Depuis 2023, Pinar Selek est membre du Comi­té scien­ti­fique du Jour­nal des Anthro­po­logues, elle a récem­ment publié Parce qu’ils sont armé­niens  (Lia­na Levi, Paris, 2023) et Le Chau­dron mili­taire turc. Un exemple de pro­duc­tion de la vio­lence mas­cu­line  (Des femmes-Antoi­nette Fouque, Paris, 2023), ou encore « Musiques ana­to­liennes en exil : trans­for­ma­tions, trans­gres­sions » (Hommes & migra­tions, 2023, 1342 : 43 – 50). Pinar est une scien­ti­fique, une cher­cheuse et nous lui avons deman­dé de nous par­ler de ses tra­vaux, de son par­cours de recherche, intrin­sè­que­ment liés à sa bio­gra­phie et à l’histoire récente de la Tur­quie. Au cœur du sujet : l’autonomie de la recherche et du tra­vail intel­lec­tuel vis-à-vis de l’État ; l’effet du contexte poli­tique sur les formes d’organisation de la recherche et sur la défense de la dimen­sion cri­tique inhé­rente à la science ; l’apport du fémi­nisme à l’étude du pou­voir, de l’autoritarisme et des formes de résis­tance ; la néces­si­té de croi­ser les ques­tions, les domaines pour pro­duire une science cri­tique et dyna­mique. Pinar ques­tionne l’autonomie des ins­ti­tu­tions uni­ver­si­taires, évoque la créa­tion « d’espaces autres » au tra­vers de revues, d’enseignements, d’articulations avec le mili­tan­tisme, la poé­sie… le désir de lier inlas­sa­ble­ment la recherche et la vie, la vie à la vie.

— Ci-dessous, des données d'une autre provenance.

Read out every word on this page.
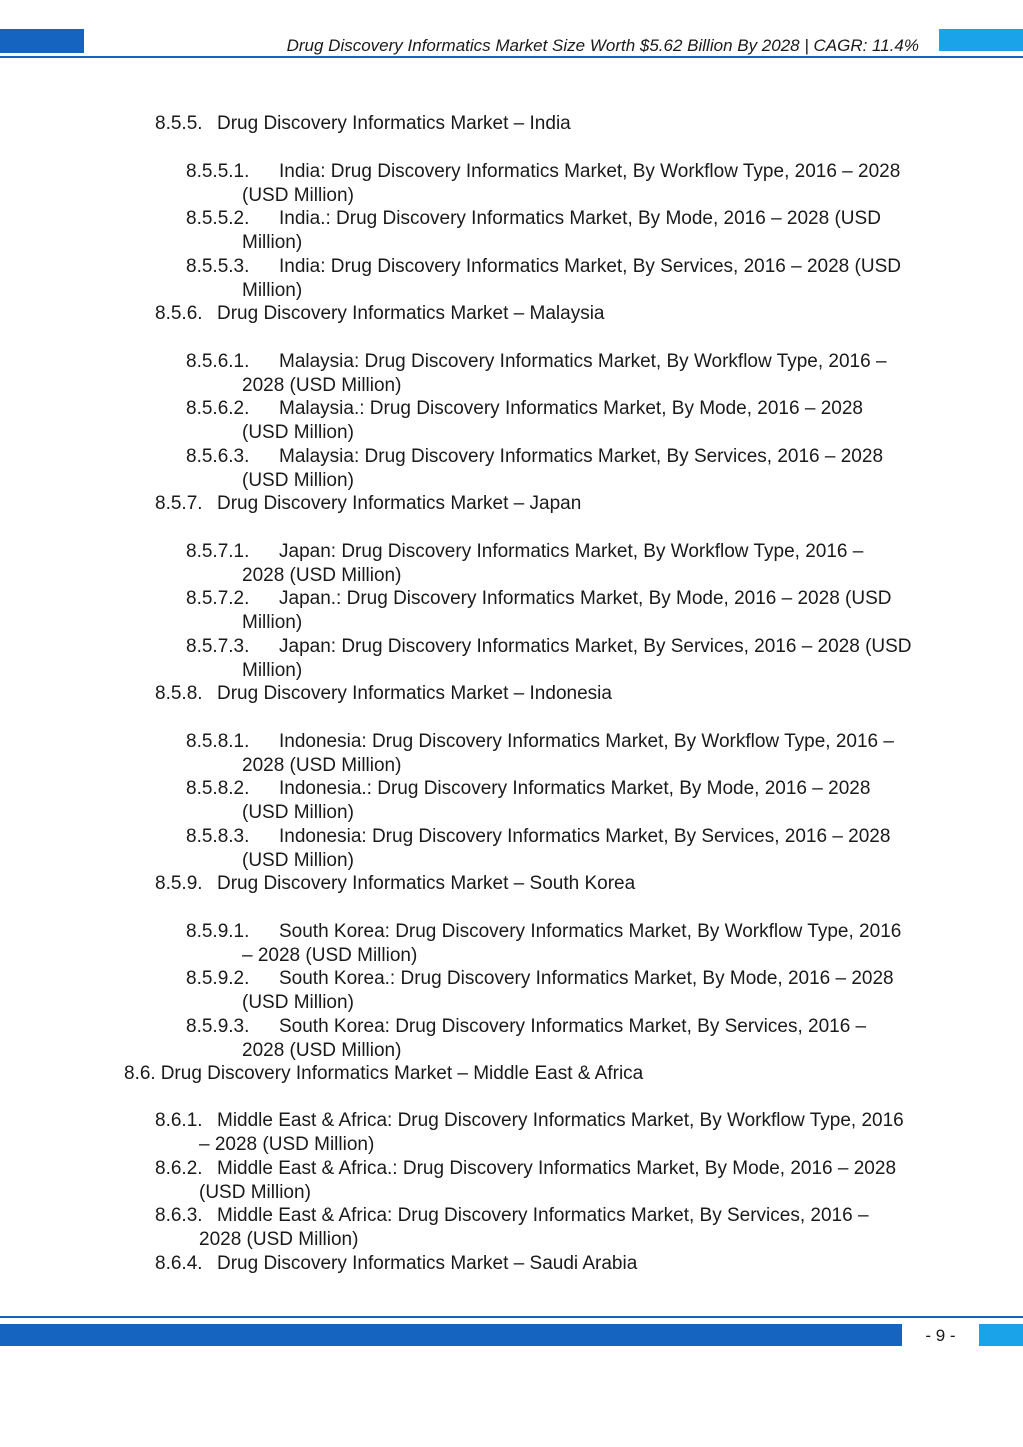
Drug Discovery Informatics Market Size Worth $5.62 Billion By 2028 | CAGR: 11.4%
8.5.5. Drug Discovery Informatics Market – India
8.5.5.1. India: Drug Discovery Informatics Market, By Workflow Type, 2016 – 2028
(USD Million)
8.5.5.2. India.: Drug Discovery Informatics Market, By Mode, 2016 – 2028 (USD
Million)
8.5.5.3. India: Drug Discovery Informatics Market, By Services, 2016 – 2028 (USD
Million)
8.5.6. Drug Discovery Informatics Market – Malaysia
8.5.6.1. Malaysia: Drug Discovery Informatics Market, By Workflow Type, 2016 –
2028 (USD Million)
8.5.6.2. Malaysia.: Drug Discovery Informatics Market, By Mode, 2016 – 2028
(USD Million)
8.5.6.3. Malaysia: Drug Discovery Informatics Market, By Services, 2016 – 2028
(USD Million)
8.5.7. Drug Discovery Informatics Market – Japan
8.5.7.1. Japan: Drug Discovery Informatics Market, By Workflow Type, 2016 –
2028 (USD Million)
8.5.7.2. Japan.: Drug Discovery Informatics Market, By Mode, 2016 – 2028 (USD
Million)
8.5.7.3. Japan: Drug Discovery Informatics Market, By Services, 2016 – 2028 (USD
Million)
8.5.8. Drug Discovery Informatics Market – Indonesia
8.5.8.1. Indonesia: Drug Discovery Informatics Market, By Workflow Type, 2016 –
2028 (USD Million)
8.5.8.2. Indonesia.: Drug Discovery Informatics Market, By Mode, 2016 – 2028
(USD Million)
8.5.8.3. Indonesia: Drug Discovery Informatics Market, By Services, 2016 – 2028
(USD Million)
8.5.9. Drug Discovery Informatics Market – South Korea
8.5.9.1. South Korea: Drug Discovery Informatics Market, By Workflow Type, 2016
– 2028 (USD Million)
8.5.9.2. South Korea.: Drug Discovery Informatics Market, By Mode, 2016 – 2028
(USD Million)
8.5.9.3. South Korea: Drug Discovery Informatics Market, By Services, 2016 –
2028 (USD Million)
8.6. Drug Discovery Informatics Market – Middle East & Africa
8.6.1. Middle East & Africa: Drug Discovery Informatics Market, By Workflow Type, 2016
– 2028 (USD Million)
8.6.2. Middle East & Africa.: Drug Discovery Informatics Market, By Mode, 2016 – 2028
(USD Million)
8.6.3. Middle East & Africa: Drug Discovery Informatics Market, By Services, 2016 –
2028 (USD Million)
8.6.4. Drug Discovery Informatics Market – Saudi Arabia
- 9 -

Nous avons réa­li­sé cet entre­tien en juin 2024, dans un jar­din, face à la Médi­ter­ra­née, tout près de Nice. L’occasion pour la socio­logue d’évoquer son atta­che­ment à Nice, à la mer, à l’eau.

Pour­quoi Nice ?

Pinar Selek – J’avais déjà repé­ré Nice. J’avais une amie turque, Sirin Teke­li, une femme très impor­tante pour les mou­ve­ments fémi­nistes turcs. On la qua­li­fiait de « Simone de Beau­voir turque » mais elle était plus sym­pa­thique que Simone de Beau­voir, modeste, dis­crète. J’avais avec elle un lien très par­ti­cu­lier : je l’appelais, elle ne me disait jamais non, elle connais­sait ma mère… Elle avait une « cachette » à Nice. Un appar­te­ment où elle venait se repo­ser, écrire, pen­ser. Elle venait une fois par an. Elle res­tait un mois inco­gni­to, elle allait au ciné­ma, elle lisait plein de livres, elle allait à l’opéra. Son appar­te­ment à Nice se situait sur le port. C’était un secret, elle crai­gnait pour sa vie depuis le coup d’État. Elle a par­ta­gé sa cachette avec moi et je venais à Nice, chez elle, pour écrire. Après avoir quit­té la Tur­quie en 2009, j’ai pas­sé quelques temps à Lyon et quand j’ai quit­té Lyon, je suis venue à Nice. J’étais dans ce petit appar­te­ment, mon amie n’y venait pas sou­vent… La mer est toute proche et je suis une vraie maniaque de la mer Médi­ter­ra­née, il faut que je nage, c’est pour moi une néces­si­té. Les socio­logues de l’URMIS ont appris que j’étais à Nice, ils m’ont invi­tée pour une confé­rence, puis j’ai obte­nu un poste d’ATER en sciences poli­tiques à Nice et deux ans après je suis pas­sée en socio­lo­gie. Aujourd’hui, je suis ensei­gnante cher­cheuse en socio­lo­gie à l’université Côte d’Azur.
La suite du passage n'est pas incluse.